= Malcolm Evans (cartoonist) =

New Zealand cartoonist

Malcolm Paul Evans (born 20 December 1945) is a New Zealand cartoonist residing in Auckland.

Up until September 2014, Evans' cartoons appeared daily in three major New Zealand newspapers, The Manawatu Standard, The Timaru Herald and The Christchurch Press. Evans still produces political cartoons for the Northland Age and still produces his Edna character, the ubiquitous farmer's wife, which has been running fortnightly since 1976 in New Zealand's largest farming newspaper Rural News. Evans also produces cartoons fortnightly for New Zealand Dairy News and Dairy News Australia, personal cartoon caricature commissions, and also sculpts and paints.

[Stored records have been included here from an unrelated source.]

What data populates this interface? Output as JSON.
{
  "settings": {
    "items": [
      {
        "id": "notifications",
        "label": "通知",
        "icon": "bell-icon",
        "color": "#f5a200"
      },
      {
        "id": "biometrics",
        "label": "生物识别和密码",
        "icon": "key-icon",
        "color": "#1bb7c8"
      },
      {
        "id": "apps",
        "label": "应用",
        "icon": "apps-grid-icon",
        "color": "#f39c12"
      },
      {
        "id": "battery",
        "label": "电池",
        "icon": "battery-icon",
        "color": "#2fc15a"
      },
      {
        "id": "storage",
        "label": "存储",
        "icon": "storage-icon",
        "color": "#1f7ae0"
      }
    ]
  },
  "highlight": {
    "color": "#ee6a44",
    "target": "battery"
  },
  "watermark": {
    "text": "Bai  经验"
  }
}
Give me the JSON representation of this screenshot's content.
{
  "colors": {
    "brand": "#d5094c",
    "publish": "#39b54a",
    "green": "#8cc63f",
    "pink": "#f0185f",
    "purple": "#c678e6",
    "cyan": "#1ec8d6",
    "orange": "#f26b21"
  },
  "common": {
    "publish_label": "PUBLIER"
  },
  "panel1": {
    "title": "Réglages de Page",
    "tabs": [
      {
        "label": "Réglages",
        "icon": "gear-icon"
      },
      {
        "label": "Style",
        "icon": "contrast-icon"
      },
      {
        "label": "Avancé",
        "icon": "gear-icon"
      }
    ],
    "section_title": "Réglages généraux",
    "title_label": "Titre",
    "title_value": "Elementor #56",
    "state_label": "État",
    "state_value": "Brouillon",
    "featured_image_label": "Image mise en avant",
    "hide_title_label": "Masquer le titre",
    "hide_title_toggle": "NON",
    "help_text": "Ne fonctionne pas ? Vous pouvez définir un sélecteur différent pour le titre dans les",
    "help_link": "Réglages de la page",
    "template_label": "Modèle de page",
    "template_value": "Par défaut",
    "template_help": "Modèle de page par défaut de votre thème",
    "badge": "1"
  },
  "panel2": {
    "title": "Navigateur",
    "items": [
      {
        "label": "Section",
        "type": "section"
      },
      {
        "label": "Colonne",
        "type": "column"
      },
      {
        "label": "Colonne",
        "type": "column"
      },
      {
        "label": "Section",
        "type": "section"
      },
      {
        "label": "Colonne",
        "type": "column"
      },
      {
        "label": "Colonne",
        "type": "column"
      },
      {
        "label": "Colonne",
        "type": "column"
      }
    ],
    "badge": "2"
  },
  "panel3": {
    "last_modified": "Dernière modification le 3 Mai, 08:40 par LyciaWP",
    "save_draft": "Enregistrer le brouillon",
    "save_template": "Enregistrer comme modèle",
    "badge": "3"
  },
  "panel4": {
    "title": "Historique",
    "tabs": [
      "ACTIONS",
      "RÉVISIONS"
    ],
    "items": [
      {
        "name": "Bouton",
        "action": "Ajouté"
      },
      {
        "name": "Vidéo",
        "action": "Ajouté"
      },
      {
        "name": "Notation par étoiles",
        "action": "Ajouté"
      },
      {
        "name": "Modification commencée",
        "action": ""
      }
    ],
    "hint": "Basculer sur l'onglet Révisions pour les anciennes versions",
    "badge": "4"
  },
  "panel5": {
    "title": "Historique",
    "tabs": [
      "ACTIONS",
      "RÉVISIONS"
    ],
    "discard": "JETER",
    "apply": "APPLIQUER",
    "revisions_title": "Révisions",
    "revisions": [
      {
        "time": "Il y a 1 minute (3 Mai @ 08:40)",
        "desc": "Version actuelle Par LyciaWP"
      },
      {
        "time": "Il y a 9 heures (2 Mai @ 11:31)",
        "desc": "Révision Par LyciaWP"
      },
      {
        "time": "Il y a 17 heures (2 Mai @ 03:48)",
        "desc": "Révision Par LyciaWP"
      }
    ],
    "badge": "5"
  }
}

Having first worked for The New Zealand Herald in the 1970s, when he succeeded Sir Gordon Minhinnick, Evans was again its cartoonist for six years from 1997 until 2003 when those opposed to his pro-Palestinian cartoons, put pressure on the paper and, following Evans' subsequent refusal to stop drawing cartoon comments on Israeli treatment of Palestinians, he was subsequently fired. During his time at the New Zealand Herald he was twice judged New Zealand Cartoonist of the Year, a title he held at the time of his firing, along with that of President of the NZCIA - the New Zealand Cartoonists and Illustrators Association.